Celebra-se, nesta semana, a maior manifestação de fé católica de todo o mundo: o Círio de Nazaré, em Belém.
Você já deve ter visto as imagens: mais de um milhão de fiéis por trás da corda que protege a imagem da padroeira -a qual, vista à distância, parece singrar suavemente por sobre o mar de cabeças devotas. A eletricidade emocional que percorre a procissão, do primeiro ao último peregrino, só pode ser descrita por quem já esteve lá, independentemente de crença religiosa.
Em 1984, acompanhei meu avô Tancredo Neves ao Círio de Nazaré. À magnífica demonstração de religiosidade veio juntar-se, naquele ano, a euforia do momento político que mobilizava todo o país. O sonho da redemocratização pacífica, sem traumas, tendo à frente um líder civil com a trajetória e a envergadura de Tancredo, ia pouco a pouco se convertendo em realidade, à medida que a campanha presidencial arrebatava corações e mentes dos brasileiros.
A eleição no Colégio Eleitoral seria em 15 de janeiro. Naquele cortejo do Círio, a comoção religiosa de centenas de milhares de fiéis irmanou-se ao entusiasmo da recepção a quem, em meio ao frenesi popular, já chamavam de “o presidente da redemocratização”.
No carro, um Aero Willys conversível branco com estofamento de couro vermelho, ao lado de meu avô, agasalhados pelo afeto da multidão, perguntei a ele: “O senhor imaginaria chegar aqui com toda essa popularidade?” Ele, com comovente sinceridade e um quê de resignação, disse: “Vou gastar todo esse crédito em três meses, pode acreditar”.
E nem precisou mais dizer.

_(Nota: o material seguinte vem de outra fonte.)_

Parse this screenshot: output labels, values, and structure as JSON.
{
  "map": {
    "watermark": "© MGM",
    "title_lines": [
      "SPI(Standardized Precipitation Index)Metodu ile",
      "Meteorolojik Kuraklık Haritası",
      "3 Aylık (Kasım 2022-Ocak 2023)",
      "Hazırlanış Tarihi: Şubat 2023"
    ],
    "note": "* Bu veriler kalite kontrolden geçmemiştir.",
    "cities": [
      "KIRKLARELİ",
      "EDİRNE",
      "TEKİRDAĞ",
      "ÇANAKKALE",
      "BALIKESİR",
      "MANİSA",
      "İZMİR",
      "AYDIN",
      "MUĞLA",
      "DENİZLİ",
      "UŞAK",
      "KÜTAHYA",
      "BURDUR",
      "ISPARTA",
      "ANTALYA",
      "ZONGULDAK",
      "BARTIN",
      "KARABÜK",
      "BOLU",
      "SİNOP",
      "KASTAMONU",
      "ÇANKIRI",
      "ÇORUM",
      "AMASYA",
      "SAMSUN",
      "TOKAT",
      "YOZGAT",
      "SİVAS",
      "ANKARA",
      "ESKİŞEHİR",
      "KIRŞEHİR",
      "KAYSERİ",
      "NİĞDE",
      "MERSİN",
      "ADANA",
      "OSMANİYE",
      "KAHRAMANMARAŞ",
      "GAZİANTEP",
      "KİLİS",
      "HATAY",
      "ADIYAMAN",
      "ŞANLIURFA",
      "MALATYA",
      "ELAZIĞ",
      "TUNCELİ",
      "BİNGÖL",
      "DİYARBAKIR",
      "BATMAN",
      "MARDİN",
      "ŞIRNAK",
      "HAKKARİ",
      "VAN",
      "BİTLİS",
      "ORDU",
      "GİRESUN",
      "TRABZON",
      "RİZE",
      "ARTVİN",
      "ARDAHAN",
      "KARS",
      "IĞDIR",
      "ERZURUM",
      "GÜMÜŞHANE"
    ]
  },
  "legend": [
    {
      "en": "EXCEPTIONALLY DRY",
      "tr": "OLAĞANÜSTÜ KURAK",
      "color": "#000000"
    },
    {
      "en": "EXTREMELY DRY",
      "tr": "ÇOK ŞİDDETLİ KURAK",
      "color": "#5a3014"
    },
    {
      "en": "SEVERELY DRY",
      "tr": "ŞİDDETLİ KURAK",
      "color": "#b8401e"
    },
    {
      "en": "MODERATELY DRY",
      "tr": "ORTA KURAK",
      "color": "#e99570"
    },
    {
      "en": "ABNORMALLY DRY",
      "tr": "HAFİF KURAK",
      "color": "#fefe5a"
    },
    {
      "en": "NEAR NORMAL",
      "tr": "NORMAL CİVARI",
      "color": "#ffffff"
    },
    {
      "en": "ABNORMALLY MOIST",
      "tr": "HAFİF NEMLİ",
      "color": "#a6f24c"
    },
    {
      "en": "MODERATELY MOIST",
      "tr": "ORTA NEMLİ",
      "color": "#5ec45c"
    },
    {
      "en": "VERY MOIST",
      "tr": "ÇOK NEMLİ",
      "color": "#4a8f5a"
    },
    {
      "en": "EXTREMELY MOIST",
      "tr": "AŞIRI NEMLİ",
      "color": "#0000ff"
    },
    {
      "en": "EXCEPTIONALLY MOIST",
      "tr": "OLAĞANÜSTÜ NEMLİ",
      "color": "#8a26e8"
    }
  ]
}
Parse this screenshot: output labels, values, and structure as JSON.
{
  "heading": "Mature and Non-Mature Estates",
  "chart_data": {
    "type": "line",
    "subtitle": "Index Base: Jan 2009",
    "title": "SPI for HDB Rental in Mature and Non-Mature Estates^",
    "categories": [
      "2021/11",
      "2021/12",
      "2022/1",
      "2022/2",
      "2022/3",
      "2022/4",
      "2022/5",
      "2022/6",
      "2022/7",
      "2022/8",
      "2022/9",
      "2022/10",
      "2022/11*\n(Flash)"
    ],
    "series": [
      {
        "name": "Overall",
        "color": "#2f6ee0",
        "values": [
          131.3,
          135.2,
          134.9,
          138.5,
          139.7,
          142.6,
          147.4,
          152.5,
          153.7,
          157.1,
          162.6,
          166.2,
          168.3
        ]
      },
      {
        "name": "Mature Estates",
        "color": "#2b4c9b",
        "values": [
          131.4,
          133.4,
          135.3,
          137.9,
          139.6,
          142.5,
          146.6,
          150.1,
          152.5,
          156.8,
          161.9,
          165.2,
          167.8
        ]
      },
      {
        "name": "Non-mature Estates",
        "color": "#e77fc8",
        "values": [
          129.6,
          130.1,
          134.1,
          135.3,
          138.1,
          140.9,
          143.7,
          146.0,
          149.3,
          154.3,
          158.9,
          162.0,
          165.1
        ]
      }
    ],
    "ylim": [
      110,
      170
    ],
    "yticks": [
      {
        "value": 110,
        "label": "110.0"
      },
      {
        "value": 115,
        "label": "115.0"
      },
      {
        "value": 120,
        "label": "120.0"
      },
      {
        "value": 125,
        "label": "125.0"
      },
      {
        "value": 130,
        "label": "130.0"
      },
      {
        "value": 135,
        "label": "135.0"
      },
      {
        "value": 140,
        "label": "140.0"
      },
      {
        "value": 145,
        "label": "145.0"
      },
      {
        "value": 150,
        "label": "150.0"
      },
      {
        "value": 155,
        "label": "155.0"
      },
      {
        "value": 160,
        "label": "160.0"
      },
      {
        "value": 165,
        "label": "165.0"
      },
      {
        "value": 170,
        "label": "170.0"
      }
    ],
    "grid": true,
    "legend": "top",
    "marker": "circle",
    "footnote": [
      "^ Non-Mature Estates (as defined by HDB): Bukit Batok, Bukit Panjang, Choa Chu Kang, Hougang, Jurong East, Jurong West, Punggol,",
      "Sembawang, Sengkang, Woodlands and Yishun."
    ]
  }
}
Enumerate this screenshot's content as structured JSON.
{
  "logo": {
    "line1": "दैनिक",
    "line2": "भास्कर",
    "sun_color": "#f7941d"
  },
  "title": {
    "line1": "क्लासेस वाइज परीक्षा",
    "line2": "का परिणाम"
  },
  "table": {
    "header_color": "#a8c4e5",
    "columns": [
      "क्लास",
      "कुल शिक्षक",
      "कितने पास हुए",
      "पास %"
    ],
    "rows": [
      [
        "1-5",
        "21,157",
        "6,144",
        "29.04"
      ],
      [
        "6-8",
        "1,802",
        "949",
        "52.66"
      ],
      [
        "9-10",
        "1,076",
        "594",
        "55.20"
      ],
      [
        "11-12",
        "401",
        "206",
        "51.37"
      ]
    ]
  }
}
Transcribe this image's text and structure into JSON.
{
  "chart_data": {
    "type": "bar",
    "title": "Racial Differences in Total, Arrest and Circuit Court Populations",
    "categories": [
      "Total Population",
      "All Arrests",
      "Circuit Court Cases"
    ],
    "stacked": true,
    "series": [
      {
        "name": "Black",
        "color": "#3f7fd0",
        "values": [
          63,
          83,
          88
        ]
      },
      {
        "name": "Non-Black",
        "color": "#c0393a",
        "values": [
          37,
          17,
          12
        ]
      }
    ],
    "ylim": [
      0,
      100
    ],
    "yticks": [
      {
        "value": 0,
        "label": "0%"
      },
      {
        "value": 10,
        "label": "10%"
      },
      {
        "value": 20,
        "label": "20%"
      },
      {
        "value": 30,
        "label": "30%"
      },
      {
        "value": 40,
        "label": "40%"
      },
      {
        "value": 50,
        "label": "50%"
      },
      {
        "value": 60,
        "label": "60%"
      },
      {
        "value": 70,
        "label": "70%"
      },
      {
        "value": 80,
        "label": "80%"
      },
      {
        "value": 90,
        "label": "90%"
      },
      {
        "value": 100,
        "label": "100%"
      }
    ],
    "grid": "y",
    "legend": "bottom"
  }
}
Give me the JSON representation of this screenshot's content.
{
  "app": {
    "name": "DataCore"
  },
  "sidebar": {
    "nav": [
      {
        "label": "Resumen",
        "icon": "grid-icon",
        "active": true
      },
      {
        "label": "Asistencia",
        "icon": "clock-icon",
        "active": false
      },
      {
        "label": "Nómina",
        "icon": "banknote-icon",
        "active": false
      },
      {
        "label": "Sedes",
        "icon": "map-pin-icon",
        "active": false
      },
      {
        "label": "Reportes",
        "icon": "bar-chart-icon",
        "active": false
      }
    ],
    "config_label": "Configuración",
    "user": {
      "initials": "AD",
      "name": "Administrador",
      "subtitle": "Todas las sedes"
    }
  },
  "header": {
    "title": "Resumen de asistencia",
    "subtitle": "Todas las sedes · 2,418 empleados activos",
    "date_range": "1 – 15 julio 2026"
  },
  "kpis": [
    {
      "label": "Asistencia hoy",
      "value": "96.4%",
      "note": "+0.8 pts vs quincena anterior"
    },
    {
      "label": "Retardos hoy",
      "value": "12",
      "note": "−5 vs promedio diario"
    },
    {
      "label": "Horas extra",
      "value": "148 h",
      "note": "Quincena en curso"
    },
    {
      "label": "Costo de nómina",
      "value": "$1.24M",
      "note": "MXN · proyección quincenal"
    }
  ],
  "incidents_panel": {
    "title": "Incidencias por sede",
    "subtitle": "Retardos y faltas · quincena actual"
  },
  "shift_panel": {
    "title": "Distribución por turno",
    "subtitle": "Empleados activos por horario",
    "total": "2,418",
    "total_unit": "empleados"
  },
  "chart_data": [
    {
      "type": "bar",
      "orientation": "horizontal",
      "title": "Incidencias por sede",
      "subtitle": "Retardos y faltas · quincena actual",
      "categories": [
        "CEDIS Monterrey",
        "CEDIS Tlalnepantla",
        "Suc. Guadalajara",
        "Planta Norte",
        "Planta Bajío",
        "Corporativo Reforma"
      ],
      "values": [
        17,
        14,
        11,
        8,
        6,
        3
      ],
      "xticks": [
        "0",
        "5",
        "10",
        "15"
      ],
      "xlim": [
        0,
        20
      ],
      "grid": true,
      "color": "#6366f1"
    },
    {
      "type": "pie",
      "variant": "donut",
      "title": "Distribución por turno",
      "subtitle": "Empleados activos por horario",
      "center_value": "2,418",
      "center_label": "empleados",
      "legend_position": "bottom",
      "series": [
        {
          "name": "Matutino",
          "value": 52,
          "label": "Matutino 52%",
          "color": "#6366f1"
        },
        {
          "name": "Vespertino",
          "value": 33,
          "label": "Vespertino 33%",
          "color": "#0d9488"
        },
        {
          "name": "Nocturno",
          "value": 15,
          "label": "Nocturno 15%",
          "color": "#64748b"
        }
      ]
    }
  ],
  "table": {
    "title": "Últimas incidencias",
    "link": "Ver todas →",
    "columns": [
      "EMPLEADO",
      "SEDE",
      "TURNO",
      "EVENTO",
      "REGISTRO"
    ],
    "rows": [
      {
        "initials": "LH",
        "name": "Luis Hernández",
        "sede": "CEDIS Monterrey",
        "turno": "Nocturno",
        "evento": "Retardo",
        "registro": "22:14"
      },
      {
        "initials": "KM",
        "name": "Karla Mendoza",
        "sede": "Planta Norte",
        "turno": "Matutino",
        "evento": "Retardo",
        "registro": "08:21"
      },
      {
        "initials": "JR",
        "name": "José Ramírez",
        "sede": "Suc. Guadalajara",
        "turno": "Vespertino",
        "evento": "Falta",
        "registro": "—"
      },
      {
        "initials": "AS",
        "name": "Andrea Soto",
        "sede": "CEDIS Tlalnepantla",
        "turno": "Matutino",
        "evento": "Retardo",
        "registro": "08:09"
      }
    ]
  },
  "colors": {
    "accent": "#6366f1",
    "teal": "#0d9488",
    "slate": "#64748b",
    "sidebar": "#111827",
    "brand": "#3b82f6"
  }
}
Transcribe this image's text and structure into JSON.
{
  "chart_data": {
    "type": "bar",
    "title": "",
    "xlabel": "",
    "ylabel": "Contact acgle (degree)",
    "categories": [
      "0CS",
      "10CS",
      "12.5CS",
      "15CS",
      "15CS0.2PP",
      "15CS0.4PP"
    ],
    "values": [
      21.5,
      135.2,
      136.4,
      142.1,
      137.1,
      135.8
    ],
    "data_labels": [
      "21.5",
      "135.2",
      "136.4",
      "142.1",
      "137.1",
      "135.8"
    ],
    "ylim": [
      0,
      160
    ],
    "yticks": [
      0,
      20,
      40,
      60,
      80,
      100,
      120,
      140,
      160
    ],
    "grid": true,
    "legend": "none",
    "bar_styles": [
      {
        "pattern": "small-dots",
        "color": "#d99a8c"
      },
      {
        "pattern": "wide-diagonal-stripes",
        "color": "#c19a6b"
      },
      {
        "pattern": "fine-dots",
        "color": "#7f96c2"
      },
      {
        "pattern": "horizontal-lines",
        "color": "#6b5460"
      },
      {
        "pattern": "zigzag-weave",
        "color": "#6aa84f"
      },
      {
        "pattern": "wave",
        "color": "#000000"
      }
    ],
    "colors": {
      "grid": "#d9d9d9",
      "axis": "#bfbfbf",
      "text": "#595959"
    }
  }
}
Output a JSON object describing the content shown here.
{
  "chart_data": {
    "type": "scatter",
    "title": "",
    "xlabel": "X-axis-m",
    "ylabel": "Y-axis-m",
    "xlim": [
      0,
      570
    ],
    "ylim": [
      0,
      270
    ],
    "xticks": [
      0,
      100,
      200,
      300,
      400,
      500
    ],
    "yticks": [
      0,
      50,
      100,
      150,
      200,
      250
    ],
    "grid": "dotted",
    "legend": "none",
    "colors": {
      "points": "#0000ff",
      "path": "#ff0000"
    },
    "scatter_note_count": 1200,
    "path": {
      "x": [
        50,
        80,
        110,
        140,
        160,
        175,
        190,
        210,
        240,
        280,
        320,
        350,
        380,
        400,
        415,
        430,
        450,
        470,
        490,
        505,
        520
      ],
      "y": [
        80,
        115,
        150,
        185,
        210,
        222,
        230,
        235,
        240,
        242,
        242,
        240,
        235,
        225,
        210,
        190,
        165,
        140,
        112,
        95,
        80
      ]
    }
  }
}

Acompanhando-o no dia a dia de jornadas estafantes, eu percebia que, entre preservar a popularidade e implantar as medidas de que o Brasil carecia, Tancredo não hesitaria em trilhar o caminho espinhoso do futuro, abrindo mão dos aplausos do presente. Pelo país, ele estava disposto a pagar o preço. Convocaria a Constituinte.
Tomaria decisões amargas contra a inflação. Encaminharia as reformas que ainda hoje o Brasil aspira e merece.
Essa é a dimensão de um estadista. Naquele momento, envolvido pela fé de tantos brasileiros, aprendi uma importante lição da vida pública, que outros também conhecem. O estadista é capaz de contrariar os interesses paroquiais, miúdos; o estadista foca suas prioridades nas grandes questões nacionais; propõe e enfrenta mudanças estruturais que sacodem a inércia e a pasmaceira da administração. Nunca é refém do imediato. Não teme enfrentar incompreensões momentâneas.
Os anos passam, as oportunidades escapam, o Brasil se arrasta. Que o exemplo do Círio de Nazaré, com a robustez de suas convicções mais profundas, possa um dia incendiar nossas consciências cívicas.